My dissertation charts the political imaginary of freedom by way of the problem of escape. The project begins with a question: how does escape remain a political concept in a world that has been hemmed in by modern distance-demolishing technologies (cars, planes, modern weapons, and now information technology like the internet and global positioning systems)? Specifically, I propose three major themes that show how changes in the way people escape foreshadow larger societal transformations. The first is how anonymity reshapes interaction in the overlap of digital media and urban living. The second is how sound metaphors explain new types of social action. And the third is the way recent subcultures entice their members to change identities, or even attempt to abandon labels altogether.
The methods I use in this study are drawn from philosophy, social science, and literature. In particular, I use the cultural philosophy of Gilles Deleuze and Felix Guattari, recent anthropologies of state formation, and twentieth-century literary theories of social action.
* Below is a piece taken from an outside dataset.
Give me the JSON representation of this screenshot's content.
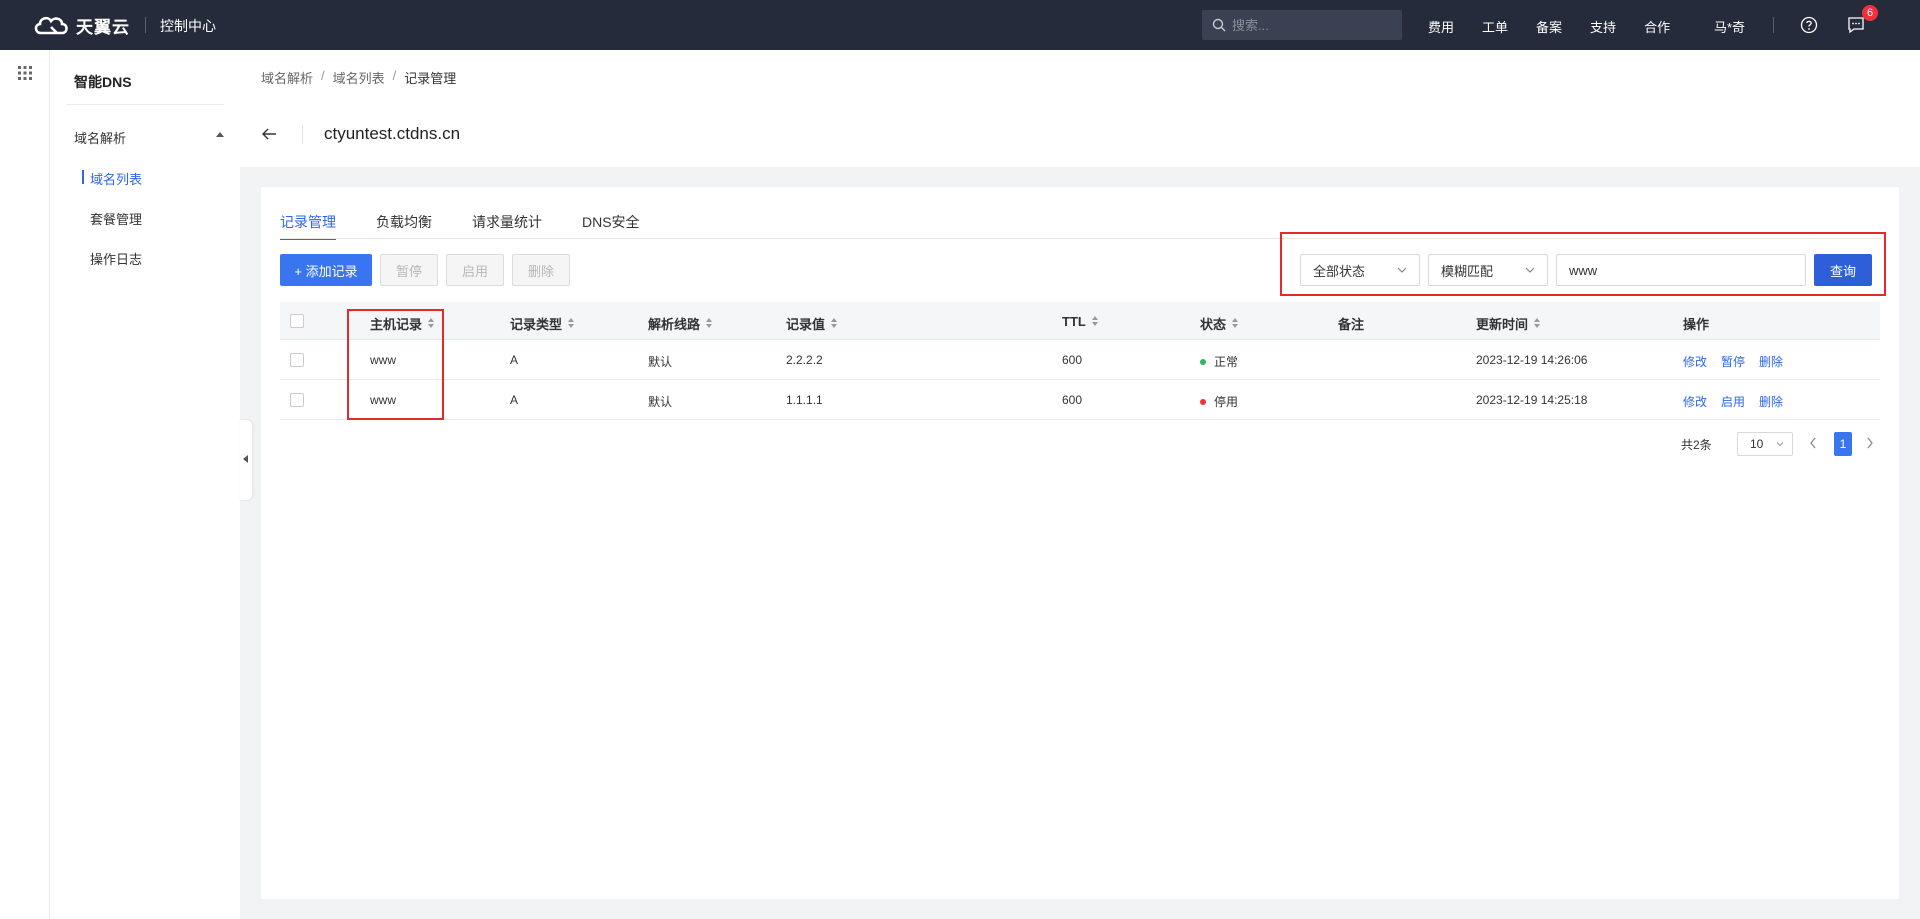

I advance Deleuze and Guattari’s provocative idea of drift, which enables me to pose hypotheses about potential societal transformations that do not require a bloody political revolution that seizes the government. For raw material to test the idea, I look to anthropologies of government for historical examples of actually existing people who ‘ran to the hills’ in order to escape abuses of state power. Lastly, I identify key literary and artistic texts that cover the theme of escape: from ‘drop outs,’ to runaways, to the criminal underground.
Ultimately, I consider if running to the hills has been replaced by burrowing deeper into urban centers. And, to fully understand the effects of the shift in escape from running away to a kind of internal exodus, I look to recent changes in modern life.